De notre correspondante
à New York
« Nous projetons d'étudier l'impact de l'homocystéine sur la structure cérébrale et sur les tests de performance neuropsychologique », déclare au « Quotidien » le Dr Philip Wolf, neurologue à l'université médicale de Boston, qui a dirigé l'étude parue dans le « New England Journal of Medicine ». Il ajoute : « L'Institut national sur le vieillissement (National Institute on Aging, NIH) lance un essai contrôlé de doses élevées de vitamines (acide folique, vitamines B6, B12) pour prévenir ou retarder le développement de la maladie d'Alzheimer. »
L'homocystéine est un simple acide aminé qui a fait l'objet ces derniers temps d'une attention considérable comme facteur de risque vasculaire majeur. Les données épidémiologiques montrent que des taux plasmatiques élevés sont associés à la maladie vasculaire dans les coronaires, les carotides et la circulation artérielle périphérique. Le mécanisme précis reste à éclaircir.

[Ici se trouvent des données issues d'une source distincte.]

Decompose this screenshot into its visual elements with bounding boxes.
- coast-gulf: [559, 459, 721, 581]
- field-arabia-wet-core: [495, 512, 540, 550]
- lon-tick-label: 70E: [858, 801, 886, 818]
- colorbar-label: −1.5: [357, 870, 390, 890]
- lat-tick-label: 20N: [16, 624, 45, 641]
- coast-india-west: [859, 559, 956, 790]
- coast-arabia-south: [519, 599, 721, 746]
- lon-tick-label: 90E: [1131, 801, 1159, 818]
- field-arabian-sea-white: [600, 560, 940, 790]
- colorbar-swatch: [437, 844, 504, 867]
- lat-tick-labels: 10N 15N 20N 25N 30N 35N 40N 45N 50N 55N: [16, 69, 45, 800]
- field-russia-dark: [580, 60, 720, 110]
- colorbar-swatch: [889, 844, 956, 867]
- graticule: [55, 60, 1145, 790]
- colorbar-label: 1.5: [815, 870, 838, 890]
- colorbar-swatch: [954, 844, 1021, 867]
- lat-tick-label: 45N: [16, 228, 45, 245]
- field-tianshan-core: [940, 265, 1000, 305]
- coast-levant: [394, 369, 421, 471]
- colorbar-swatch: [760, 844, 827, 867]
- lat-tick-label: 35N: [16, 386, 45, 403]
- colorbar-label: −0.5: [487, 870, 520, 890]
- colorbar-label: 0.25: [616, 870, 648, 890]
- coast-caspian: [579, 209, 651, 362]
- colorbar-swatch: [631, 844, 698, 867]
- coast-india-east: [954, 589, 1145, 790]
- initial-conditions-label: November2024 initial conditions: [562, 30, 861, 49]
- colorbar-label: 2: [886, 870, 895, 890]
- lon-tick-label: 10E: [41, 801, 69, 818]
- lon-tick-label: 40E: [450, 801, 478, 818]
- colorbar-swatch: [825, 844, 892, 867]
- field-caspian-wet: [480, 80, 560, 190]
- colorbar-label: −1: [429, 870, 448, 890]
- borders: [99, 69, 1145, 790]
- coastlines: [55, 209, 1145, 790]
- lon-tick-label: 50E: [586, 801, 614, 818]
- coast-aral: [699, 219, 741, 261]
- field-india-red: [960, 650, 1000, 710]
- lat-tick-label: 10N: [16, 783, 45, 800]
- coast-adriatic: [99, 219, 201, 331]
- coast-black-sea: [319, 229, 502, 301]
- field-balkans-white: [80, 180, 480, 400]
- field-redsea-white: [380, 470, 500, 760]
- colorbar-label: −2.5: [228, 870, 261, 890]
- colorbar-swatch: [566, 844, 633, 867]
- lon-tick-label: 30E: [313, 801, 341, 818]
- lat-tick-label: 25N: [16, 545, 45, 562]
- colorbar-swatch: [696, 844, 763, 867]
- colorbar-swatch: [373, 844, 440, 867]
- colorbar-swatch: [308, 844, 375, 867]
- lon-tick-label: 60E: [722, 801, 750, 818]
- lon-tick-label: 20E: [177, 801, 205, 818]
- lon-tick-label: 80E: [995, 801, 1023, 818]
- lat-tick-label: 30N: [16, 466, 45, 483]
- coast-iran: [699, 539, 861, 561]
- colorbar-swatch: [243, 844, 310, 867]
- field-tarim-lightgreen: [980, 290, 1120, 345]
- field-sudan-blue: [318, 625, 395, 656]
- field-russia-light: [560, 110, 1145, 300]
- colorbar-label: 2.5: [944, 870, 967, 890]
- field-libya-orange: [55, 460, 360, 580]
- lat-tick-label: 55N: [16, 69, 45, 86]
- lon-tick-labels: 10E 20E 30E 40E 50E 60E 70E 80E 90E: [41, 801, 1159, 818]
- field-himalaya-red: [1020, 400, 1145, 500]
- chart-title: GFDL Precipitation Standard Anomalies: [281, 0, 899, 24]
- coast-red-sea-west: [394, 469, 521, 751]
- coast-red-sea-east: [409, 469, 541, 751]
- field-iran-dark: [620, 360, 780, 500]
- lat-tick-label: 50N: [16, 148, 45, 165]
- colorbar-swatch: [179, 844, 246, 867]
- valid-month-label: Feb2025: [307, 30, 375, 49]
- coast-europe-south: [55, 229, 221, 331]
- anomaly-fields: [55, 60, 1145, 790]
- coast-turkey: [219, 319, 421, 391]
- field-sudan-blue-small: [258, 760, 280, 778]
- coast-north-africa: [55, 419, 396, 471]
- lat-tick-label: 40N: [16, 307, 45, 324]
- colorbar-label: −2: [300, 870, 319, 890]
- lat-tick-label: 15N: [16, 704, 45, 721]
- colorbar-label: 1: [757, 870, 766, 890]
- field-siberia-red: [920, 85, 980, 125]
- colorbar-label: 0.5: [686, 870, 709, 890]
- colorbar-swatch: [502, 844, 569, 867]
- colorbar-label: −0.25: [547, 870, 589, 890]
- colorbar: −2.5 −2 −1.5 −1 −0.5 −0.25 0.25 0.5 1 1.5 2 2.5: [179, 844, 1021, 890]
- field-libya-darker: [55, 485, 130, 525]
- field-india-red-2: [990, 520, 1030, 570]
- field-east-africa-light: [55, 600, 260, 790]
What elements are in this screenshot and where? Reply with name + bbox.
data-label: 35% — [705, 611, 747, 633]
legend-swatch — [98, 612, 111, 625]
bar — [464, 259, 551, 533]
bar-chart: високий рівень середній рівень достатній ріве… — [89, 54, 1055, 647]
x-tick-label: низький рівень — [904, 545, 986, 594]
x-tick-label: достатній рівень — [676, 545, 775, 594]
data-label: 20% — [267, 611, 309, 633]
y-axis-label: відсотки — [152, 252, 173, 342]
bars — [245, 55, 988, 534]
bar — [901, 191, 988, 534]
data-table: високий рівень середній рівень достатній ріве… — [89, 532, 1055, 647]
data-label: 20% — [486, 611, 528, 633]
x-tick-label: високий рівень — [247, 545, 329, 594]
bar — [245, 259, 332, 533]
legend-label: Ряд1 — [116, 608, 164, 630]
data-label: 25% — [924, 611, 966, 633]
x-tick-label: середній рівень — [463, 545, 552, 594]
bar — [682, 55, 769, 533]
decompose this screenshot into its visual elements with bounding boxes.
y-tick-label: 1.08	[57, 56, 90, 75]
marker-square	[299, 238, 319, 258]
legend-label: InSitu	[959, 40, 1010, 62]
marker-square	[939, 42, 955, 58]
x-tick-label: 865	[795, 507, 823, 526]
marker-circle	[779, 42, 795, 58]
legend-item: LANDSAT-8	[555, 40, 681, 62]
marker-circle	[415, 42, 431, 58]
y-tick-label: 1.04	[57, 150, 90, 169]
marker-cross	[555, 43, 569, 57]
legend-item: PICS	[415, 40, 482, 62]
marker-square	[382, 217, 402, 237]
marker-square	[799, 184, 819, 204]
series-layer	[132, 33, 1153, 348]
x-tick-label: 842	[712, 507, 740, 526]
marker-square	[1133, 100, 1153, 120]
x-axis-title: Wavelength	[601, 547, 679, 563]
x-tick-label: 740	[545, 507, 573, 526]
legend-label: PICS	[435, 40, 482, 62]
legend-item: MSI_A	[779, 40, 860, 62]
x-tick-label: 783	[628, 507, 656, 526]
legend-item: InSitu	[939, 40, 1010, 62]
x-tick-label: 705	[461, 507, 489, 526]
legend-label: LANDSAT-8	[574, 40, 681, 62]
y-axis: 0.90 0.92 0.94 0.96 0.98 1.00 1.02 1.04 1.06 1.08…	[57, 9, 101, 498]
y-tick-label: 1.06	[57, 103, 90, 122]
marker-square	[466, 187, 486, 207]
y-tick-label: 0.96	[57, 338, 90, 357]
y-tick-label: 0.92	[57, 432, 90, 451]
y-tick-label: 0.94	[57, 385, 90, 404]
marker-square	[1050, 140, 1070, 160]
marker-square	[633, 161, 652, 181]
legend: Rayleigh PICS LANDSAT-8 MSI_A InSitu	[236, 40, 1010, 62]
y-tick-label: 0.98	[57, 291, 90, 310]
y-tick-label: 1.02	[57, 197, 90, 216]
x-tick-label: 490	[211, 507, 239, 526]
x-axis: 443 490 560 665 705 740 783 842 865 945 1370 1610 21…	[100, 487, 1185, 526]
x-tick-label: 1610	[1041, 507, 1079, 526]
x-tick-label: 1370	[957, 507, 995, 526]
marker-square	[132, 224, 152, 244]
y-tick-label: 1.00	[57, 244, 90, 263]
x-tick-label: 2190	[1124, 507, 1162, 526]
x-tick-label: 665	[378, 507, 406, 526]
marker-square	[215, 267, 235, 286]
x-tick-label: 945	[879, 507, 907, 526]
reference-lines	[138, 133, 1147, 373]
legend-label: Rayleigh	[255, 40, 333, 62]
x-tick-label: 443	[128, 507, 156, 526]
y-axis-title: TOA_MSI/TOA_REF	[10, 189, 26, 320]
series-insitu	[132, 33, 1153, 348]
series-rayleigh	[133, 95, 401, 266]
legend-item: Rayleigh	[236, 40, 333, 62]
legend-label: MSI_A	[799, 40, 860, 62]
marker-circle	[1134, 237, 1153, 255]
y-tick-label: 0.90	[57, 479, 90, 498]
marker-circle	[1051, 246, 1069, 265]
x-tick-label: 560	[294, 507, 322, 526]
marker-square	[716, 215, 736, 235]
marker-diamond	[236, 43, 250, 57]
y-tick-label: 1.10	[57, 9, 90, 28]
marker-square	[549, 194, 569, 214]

Déficits nutritionnels et vitaminiques
L'hyperhomocystéinémie pourrait peut-être représenter aussi un facteur de risque de démence et de maladie d'Alzheimer. En effet, les personnes avec des facteurs de risque cardio-vasculaire et un antécédent d'AVC ont un risque accru de démence vasculaire et de maladie d'Alzheimer. Deux études cas témoins ont trouvé des taux élevés dans la maladie d'Alzheimer, mais il reste à savoir s'ils précèdent la maladie ou résultent seulement de déficits nutritionnels et vitaminiques dus à la démence.
Seshadri, Wolf et coll. ont examiné, chez des participants âgés de la cohorte de Framingham, la relation entre l'homocystéinémie et le risque ultérieur de démence. Entre 1986 et 1990, 1 092 participants hommes et femmes, de 76 ans en moyenne, ont eu un dosage plasmatique d'homocystéine. Sans démence à ce moment-là, ils ont été suivis en moyenne pendant 8 ans. 111 participants ont alors développé une démence, dont 83 une maladie d'Alzheimer.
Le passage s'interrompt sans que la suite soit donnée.